A partir do final de 1954 surgem sucessivamente as rádios Anita Garibaldi, Diário da Manhã e Jornal A Verdade que passam a disputar a audiência. Foi o período de ouro do radiojornalismo esportivo em Santa Catarina onde despontaram nomes como Alfredo Silva, Humberto Fernandes Mendonça, Lauro Soncini, Murilo José, Fernando Linhares da Silva, Salomão Ribas Júnior, João Ari Dutra, Walter Souza e Souza Júnior, dentre muitos outros.
É desse período, já pintando os anos 60, o flagrante que destacamos neste retalho destinado a reverenciar a memória da gente do nosso rádio.


Com palavras de Fernando Linhares da Silva: No auditório da Rádio Guarujá, estão os famosos e vibrantes integrantes da equipe de esportes. Deve ser lá pela década de 60. Da esquerda para a direita;  Luiz Gonzaga Lamego, que fazia o plantão nas jornadas esportivas: Fernando Linhares da Silva, narrador e apresentador de programas de esportes; Luiz Osnildo Martinelli, redator e comentarista; Alfredo Silva, narrador;  Maury Dalgrande Borges, especialista em esporte amador como redator; José Nazareno coelho, o inconfundível diretor da equipe e Rui Tiburcio Lobo, comentarista de remo. Foi uma época excelente.

Precaução
Como o assunto é esporte, vamos encerrar com uma historinha contada pelo Fernando no livro Pasto do Bode – uma tradição inesquecível.
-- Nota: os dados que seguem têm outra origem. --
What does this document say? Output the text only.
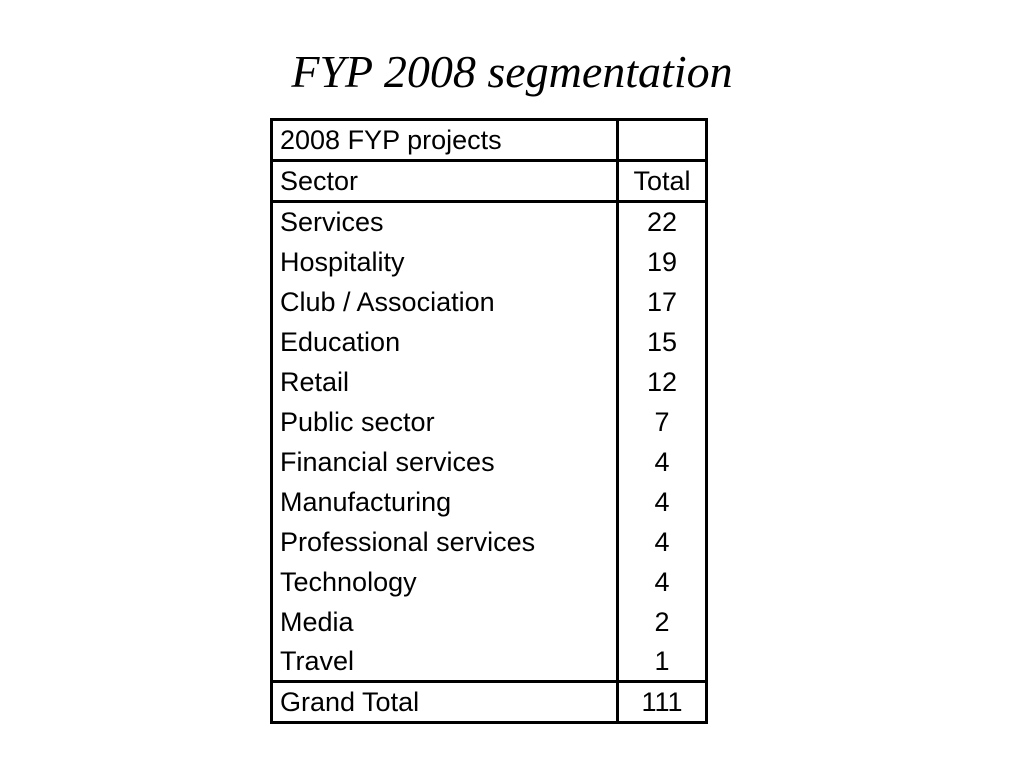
FYP 2008 segmentation
2008 FYP projects	
Sector	Total
Services	22
Hospitality	19
Club / Association	17
Education	15
Retail	12
Public sector	7
Financial services	4
Manufacturing	4
Professional services	4
Technology	4
Media	2
Travel	1
Grand Total	111
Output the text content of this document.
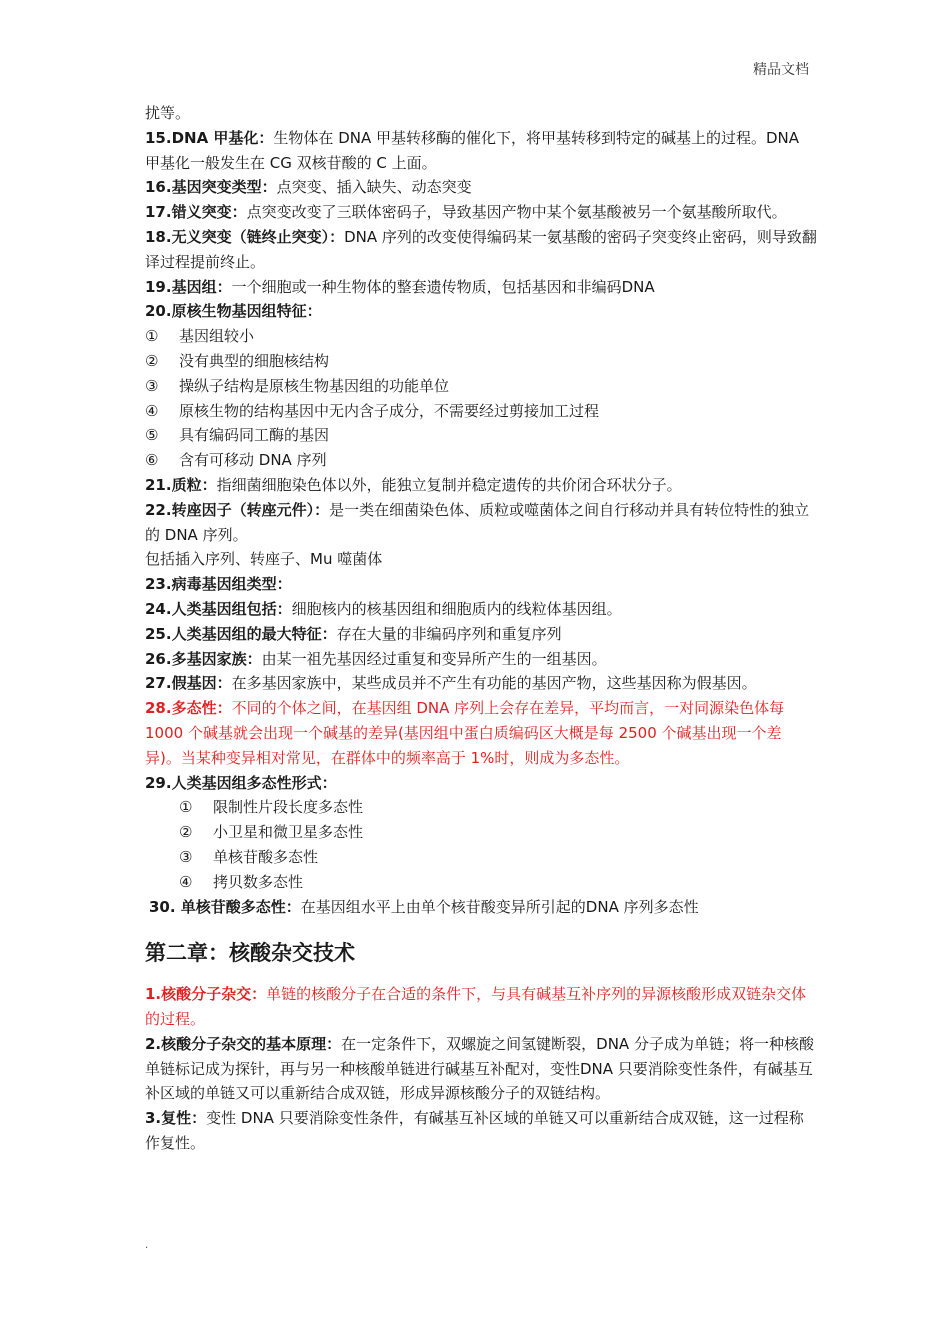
精品文档

扰等。

15.DNA 甲基化：生物体在 DNA 甲基转移酶的催化下，将甲基转移到特定的碱基上的过程。DNA 甲基化一般发生在 CG 双核苷酸的 C 上面。

16.基因突变类型：点突变、插入缺失、动态突变

17.错义突变：点突变改变了三联体密码子，导致基因产物中某个氨基酸被另一个氨基酸所取代。

18.无义突变（链终止突变）：DNA 序列的改变使得编码某一氨基酸的密码子突变终止密码，则导致翻译过程提前终止。

19.基因组：一个细胞或一种生物体的整套遗传物质，包括基因和非编码DNA

20.原核生物基因组特征：

①	基因组较小
②	没有典型的细胞核结构
③	操纵子结构是原核生物基因组的功能单位
④	原核生物的结构基因中无内含子成分，不需要经过剪接加工过程
⑤	具有编码同工酶的基因
⑥	含有可移动 DNA 序列

21.质粒：指细菌细胞染色体以外，能独立复制并稳定遗传的共价闭合环状分子。

22.转座因子（转座元件）：是一类在细菌染色体、质粒或噬菌体之间自行移动并具有转位特性的独立的 DNA 序列。

包括插入序列、转座子、Mu 噬菌体

23.病毒基因组类型：

24.人类基因组包括：细胞核内的核基因组和细胞质内的线粒体基因组。

25.人类基因组的最大特征：存在大量的非编码序列和重复序列

26.多基因家族：由某一祖先基因经过重复和变异所产生的一组基因。

27.假基因：在多基因家族中，某些成员并不产生有功能的基因产物，这些基因称为假基因。

28.多态性：不同的个体之间，在基因组 DNA 序列上会存在差异，平均而言，一对同源染色体每 1000 个碱基就会出现一个碱基的差异(基因组中蛋白质编码区大概是每 2500 个碱基出现一个差异)。当某种变异相对常见，在群体中的频率高于 1%时，则成为多态性。

29.人类基因组多态性形式：

①	限制性片段长度多态性
②	小卫星和微卫星多态性
③	单核苷酸多态性
④	拷贝数多态性

30. 单核苷酸多态性：在基因组水平上由单个核苷酸变异所引起的DNA 序列多态性

第二章：核酸杂交技术

1.核酸分子杂交：单链的核酸分子在合适的条件下，与具有碱基互补序列的异源核酸形成双链杂交体的过程。

2.核酸分子杂交的基本原理：在一定条件下，双螺旋之间氢键断裂，DNA 分子成为单链；将一种核酸单链标记成为探针，再与另一种核酸单链进行碱基互补配对，变性DNA 只要消除变性条件，有碱基互补区域的单链又可以重新结合成双链，形成异源核酸分子的双链结构。

3.复性：变性 DNA 只要消除变性条件，有碱基互补区域的单链又可以重新结合成双链，这一过程称作复性。

.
“O ex-jogador Adão, que militou no Figueirense, Bocaiúva e Avaí, atuando sempre com muita desenvoltura, é que contou a historinha a seguir. Informou Adão que o Figueirense tinha uma partida marcada para a cidade de Itajaí e que a delegação resolveu viajar diretamente para Camboriú, onde seria servido o almoço. Ocorreu que durante a viagem, houve um problema com o ônibus e os jogadores só chegaram tarde para a refeição.
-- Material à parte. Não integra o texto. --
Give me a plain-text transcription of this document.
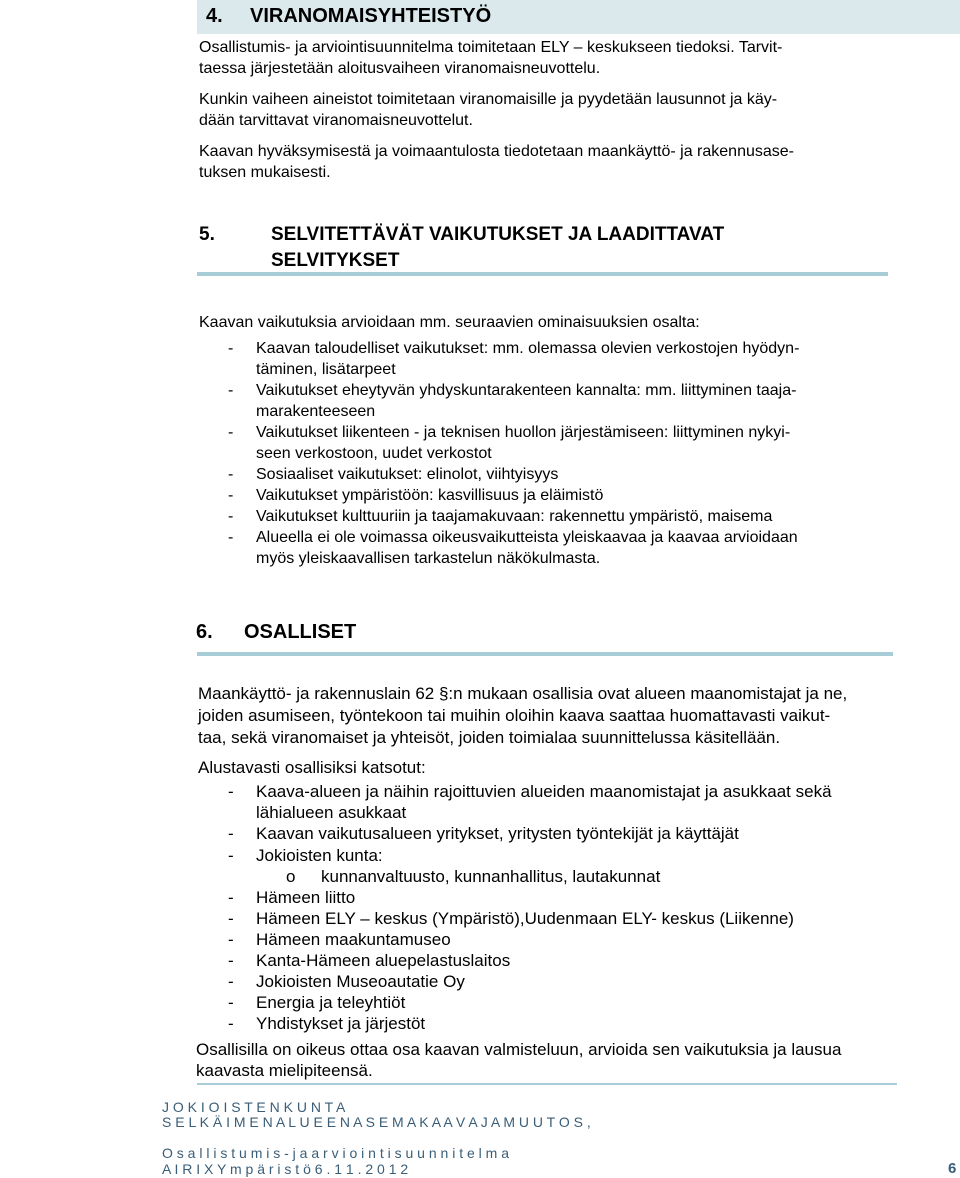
4. VIRANOMAISYHTEISTYÖ
Osallistumis- ja arviointisuunnitelma toimitetaan ELY – keskukseen tiedoksi. Tarvit-
taessa järjestetään aloitusvaiheen viranomaisneuvottelu.
Kunkin vaiheen aineistot toimitetaan viranomaisille ja pyydetään lausunnot ja käy-
dään tarvittavat viranomaisneuvottelut.
Kaavan hyväksymisestä ja voimaantulosta tiedotetaan maankäyttö- ja rakennusase-
tuksen mukaisesti.
5.	SELVITETTÄVÄT VAIKUTUKSET JA LAADITTAVAT
SELVITYKSET
Kaavan vaikutuksia arvioidaan mm. seuraavien ominaisuuksien osalta:
- Kaavan taloudelliset vaikutukset: mm. olemassa olevien verkostojen hyödyn-
täminen, lisätarpeet
- Vaikutukset eheytyvän yhdyskuntarakenteen kannalta: mm. liittyminen taaja-
marakenteeseen
- Vaikutukset liikenteen - ja teknisen huollon järjestämiseen: liittyminen nykyi-
seen verkostoon, uudet verkostot
- Sosiaaliset vaikutukset: elinolot, viihtyisyys
- Vaikutukset ympäristöön: kasvillisuus ja eläimistö
- Vaikutukset kulttuuriin ja taajamakuvaan: rakennettu ympäristö, maisema
- Alueella ei ole voimassa oikeusvaikutteista yleiskaavaa ja kaavaa arvioidaan
myös yleiskaavallisen tarkastelun näkökulmasta.
6. OSALLISET
Maankäyttö- ja rakennuslain 62 §:n mukaan osallisia ovat alueen maanomistajat ja ne,
joiden asumiseen, työntekoon tai muihin oloihin kaava saattaa huomattavasti vaikut-
taa, sekä viranomaiset ja yhteisöt, joiden toimialaa suunnittelussa käsitellään.
Alustavasti osallisiksi katsotut:
- Kaava-alueen ja näihin rajoittuvien alueiden maanomistajat ja asukkaat sekä
lähialueen asukkaat
- Kaavan vaikutusalueen yritykset, yritysten työntekijät ja käyttäjät
- Jokioisten kunta:
o kunnanvaltuusto, kunnanhallitus, lautakunnat
- Hämeen liitto
- Hämeen ELY – keskus (Ympäristö),Uudenmaan ELY- keskus (Liikenne)
- Hämeen maakuntamuseo
- Kanta-Hämeen aluepelastuslaitos
- Jokioisten Museoautatie Oy
- Energia ja teleyhtiöt
- Yhdistykset ja järjestöt
Osallisilla on oikeus ottaa osa kaavan valmisteluun, arvioida sen vaikutuksia ja lausua
kaavasta mielipiteensä.
J O K I O I S T E N K U N T A
S E L K Ä I M E N A L U E E N A S E M A K A A V A J A M U U T O S ,
O s a l l i s t u m i s - j a a r v i o i n t i s u u n n i t e l m a
A I R I X Y m p ä r i s t ö 6 . 1 1 . 2 0 1 2	6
– Almoço já acabou, não dá mais pra servir, informou o dono do restaurante. Em Substituição, vou mandar servir alguns frios para a rapaziada.
O zagueiro Trilha, que escutava o diálogo atentamente, não deixou por menos:
– Pra mim, não. Estou gripado, vai ser difícil jogar e não posso aceitar nada frio”.
*História do Rádio em Santa Catarina. Ricardo Medeiros e Lúcia Helena Vieira. Florianópolis: Editora Insular, 1999.